A-shares were doing well last week despite a fall last Thursday. Shanghai composite rose to 3253.43 points with a weekly growth of 1.60%, which is fairly close to the highest point of last November. Shenzhen Composite even soared to 2000.38 points with a weekly growth of 2.84%

The most important news traders received in recent days is "China' move to tighten trading rules of secondary offerings". Before that, the amount of money flowed to secondary offerings was far greater than that flowed to IPOs. Last week, IPOs was issued at a normal speed, which helped drive up stock prices. But Liu Shiyu, Chairman of China Securities Regulatory Commission said last Saturday, the market heals itself in a better way than imagined and implied now it is time to issue more IPOs.

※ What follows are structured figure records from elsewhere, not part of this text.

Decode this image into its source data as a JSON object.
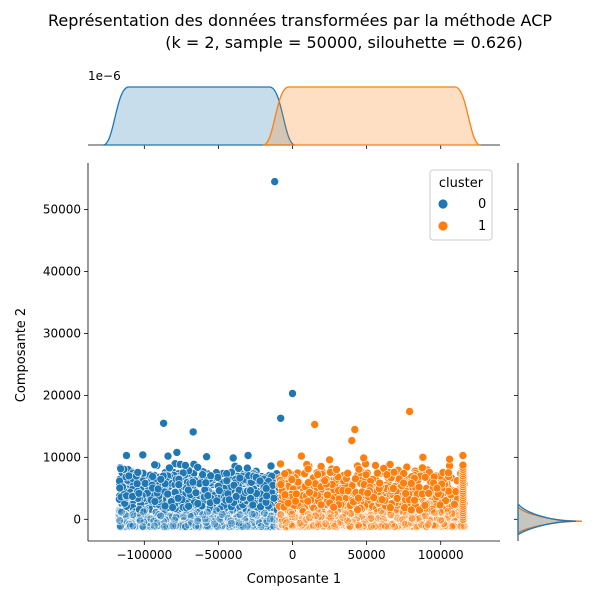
{
  "chart_data": {
    "type": "scatter",
    "title_line1": "Représentation des données transformées par la méthode ACP",
    "title_line2": "(k = 2, sample = 50000, silouhette = 0.626)",
    "xlabel": "Composante 1",
    "ylabel": "Composante 2",
    "xlim": [
      -138000,
      140000
    ],
    "ylim": [
      -3500,
      57500
    ],
    "x_ticks": [
      -100000,
      -50000,
      0,
      50000,
      100000
    ],
    "x_tick_labels": [
      "−100000",
      "−50000",
      "0",
      "50000",
      "100000"
    ],
    "y_ticks": [
      0,
      10000,
      20000,
      30000,
      40000,
      50000
    ],
    "y_tick_labels": [
      "0",
      "10000",
      "20000",
      "30000",
      "40000",
      "50000"
    ],
    "grid": false,
    "legend": {
      "title": "cluster",
      "placement": "top-right",
      "entries": [
        {
          "label": "0",
          "color": "#1f77b4"
        },
        {
          "label": "1",
          "color": "#ff7f0e"
        }
      ]
    },
    "series": [
      {
        "name": "0",
        "color": "#1f77b4",
        "x_range": [
          -117000,
          -9000
        ],
        "outliers": [
          {
            "x": -12000,
            "y": 54500
          },
          {
            "x": 0,
            "y": 20300
          },
          {
            "x": -8000,
            "y": 16300
          },
          {
            "x": -87000,
            "y": 15500
          },
          {
            "x": -67000,
            "y": 14100
          },
          {
            "x": -78000,
            "y": 10800
          },
          {
            "x": -101000,
            "y": 10400
          },
          {
            "x": -112000,
            "y": 10300
          },
          {
            "x": -58000,
            "y": 10100
          },
          {
            "x": -30000,
            "y": 10300
          },
          {
            "x": -40000,
            "y": 9900
          },
          {
            "x": -84000,
            "y": 10200
          }
        ]
      },
      {
        "name": "1",
        "color": "#ff7f0e",
        "x_range": [
          -9000,
          116000
        ],
        "outliers": [
          {
            "x": 79000,
            "y": 17400
          },
          {
            "x": 15000,
            "y": 15300
          },
          {
            "x": 42000,
            "y": 14500
          },
          {
            "x": 40000,
            "y": 12700
          },
          {
            "x": 6000,
            "y": 10200
          },
          {
            "x": 25000,
            "y": 9600
          },
          {
            "x": 48000,
            "y": 9900
          },
          {
            "x": 88000,
            "y": 10000
          },
          {
            "x": 106000,
            "y": 9700
          },
          {
            "x": 115000,
            "y": 10300
          }
        ]
      }
    ],
    "marginal_x": {
      "offset_label": "1e−6",
      "series": [
        {
          "name": "0",
          "color": "#1f77b4",
          "range": [
            -117000,
            -9000
          ]
        },
        {
          "name": "1",
          "color": "#ff7f0e",
          "range": [
            -9000,
            116000
          ]
        }
      ]
    },
    "marginal_y": {
      "series": [
        {
          "name": "0",
          "color": "#1f77b4"
        },
        {
          "name": "1",
          "color": "#ff7f0e"
        }
      ]
    }
  }
}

China is moving towards stricter regulations on the stock market. Investors should avoid holding stocks that are under strict scrutiny, such as those mainly held by insurance funds. But regulations may ease after insurance funds find more appropriate ways to go into the stock market. In the long run, it will help fuel China's economy.

Stocks are likely to fall in the following days. You'd better to lower your positions so as to keep what you have earned last week. If share indexes post slight falls, the losses are completely bearable. If on the contrary, stocks plunge, investors with light positions can snap up some cheap beats instead. In my opinion, opportunities are still there as the fifth sessions of the 12th National People's Congress (NPC) and the 12th National Committee of the Chinese People's Political Consultative Conference (CPPCC) are coming soon.